Layered Compositing of Facial Expression

Ken Perlin
Media Research Laboratory
Department of Computer Science
New York University

How does one make an embodied agent react with appropriate facial expression, without resorting to repetitive prebuilt animations? How does one mix and transition between facial expressions to visually represent shifting moods and attitudes? How can authors of these agents relate lower level facial movements to higher level moods and intentions? We introduce a computational engine which addresses these questions with a stratified approach. We first define a low level movement model having a discrete number of degrees of freedom. Animators can combine and layer these degrees of freedom to create elements of autonomous facial motion. Animators can then recursively build on this movement model to construct higher level models.

In this way, animators can synthesize successively higher levels of autonomous facial expressiveness. A key feature of our computational approach is that composited movements tend to blend and layer in natural ways in the run time system. As the animator builds at higher levels, the correct layering priorities are always maintained at lower supporting levels. We have used this approach to create emotionally expressive autonomous facial agents.

angry, daydreaming, disgusted, distrustful

fiendish, haughty, head back, scolding, sad

smiling, sneezing, surprised, suspicious

Building on our work in Improvisational Animation [Siggraph 96], we use a parallel layered approach. Our authoring system allows its user to relate lower level facial movements to higher level moods and intentions by using a model inspired by optical compositing. We first allow the animator to abstract facial motion into a discrete number of degrees of freedom. The system does not impose a particular model at this stage, but rather allows the animator to define the degrees of freedom that he or she finds useful.

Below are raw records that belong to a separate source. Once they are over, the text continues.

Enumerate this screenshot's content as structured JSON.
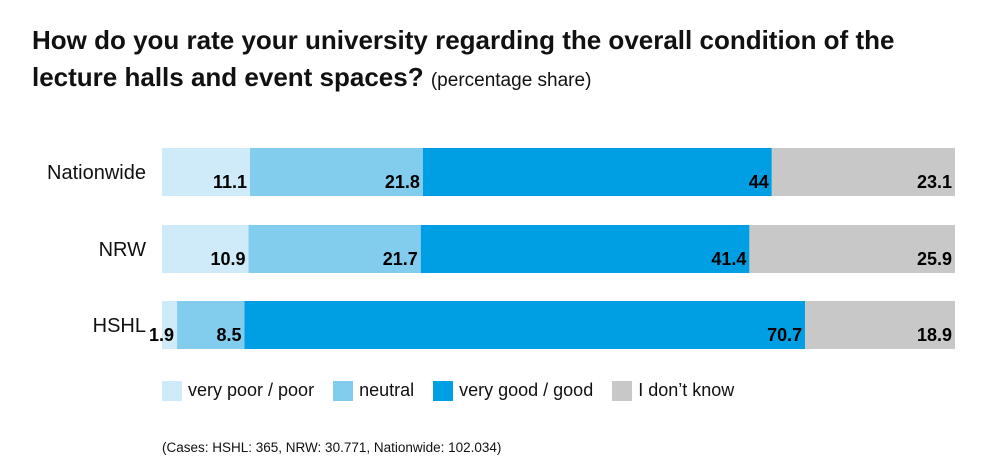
{
  "title": {
    "main": "How do you rate your university regarding the overall condition of the lecture halls and event spaces?",
    "sub": "(percentage share)"
  },
  "footnote": "(Cases: HSHL: 365, NRW: 30.771, Nationwide: 102.034)",
  "colors": {
    "very_poor_poor": "#cfeaf8",
    "neutral": "#82ccee",
    "very_good_good": "#009fe3",
    "dont_know": "#c8c8c8"
  },
  "chart_data": {
    "type": "bar",
    "orientation": "horizontal",
    "stacked": true,
    "categories": [
      "Nationwide",
      "NRW",
      "HSHL"
    ],
    "series": [
      {
        "name": "very poor / poor",
        "values": [
          11.1,
          10.9,
          1.9
        ],
        "labels": [
          "11.1",
          "10.9",
          "1.9"
        ]
      },
      {
        "name": "neutral",
        "values": [
          21.8,
          21.7,
          8.5
        ],
        "labels": [
          "21.8",
          "21.7",
          "8.5"
        ]
      },
      {
        "name": "very good / good",
        "values": [
          44,
          41.4,
          70.7
        ],
        "labels": [
          "44",
          "41.4",
          "70.7"
        ]
      },
      {
        "name": "I don’t know",
        "values": [
          23.1,
          25.9,
          18.9
        ],
        "labels": [
          "23.1",
          "25.9",
          "18.9"
        ]
      }
    ],
    "xlim": [
      0,
      100
    ],
    "grid": false,
    "legend_position": "bottom"
  }
}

Given a set of degrees of freedom, we allow the animator to specify time varying linear combinations and overlays of these degrees of freedom. Each definition becomes a new, derived, degree of freedom. Collectively, these derived degrees of freedom create a new abstraction layer. We allow animators to recursively create successive abstractions, each built upon the degrees of freedom defined by previous ones.

More specifically, we internally represent each of the model's K degrees of freedom by a K dimensional basis vector, which has a value of 1 in some dimension j, and a value of 0 in all other dimensions. The state space for the face consists of all linear combinations of these basis vectors. We allow the animator to create time varying functions (coherent noise and splined curves) of these linear combinations, to create a simple vocabulary of "basis motions". We then provide a motion compositing engine, which allows the animator to specify a compositing structure for these basis motions. The engine gives motions varying "opacities" and does alpha blending, much as Photoshop composites layers of images. The animator can then encapsulate sets of time-varying weights for each of the basis motions in the above engine, and define each such set as a new motion basis. By doing this recursively, the animator can describe successively higher levels of an emotional vocabulary.

We have found that in this way, successively higher semantic levels of facial expressiveness can be effectively synthesized. In particular, we find that movements defined with this method tend to blend together and overlay in natural ways. As the animator works within higher abstractions, the system always maintains correct priorities at all lower supporting abstractions. The result is real-time interactive facial animation that can achieve a convincing degree of emotive expressiveness.

The eventual goal of this work is to give computer/human interfaces the ability to represent the subtleties we take for granted in face to face communication, so that they can function as agents for an emotional point of view. By automating the creation of facial expression in the run-time engine of an interactive agent, we enable such an agent to operate without the explicit intervention of a human operator.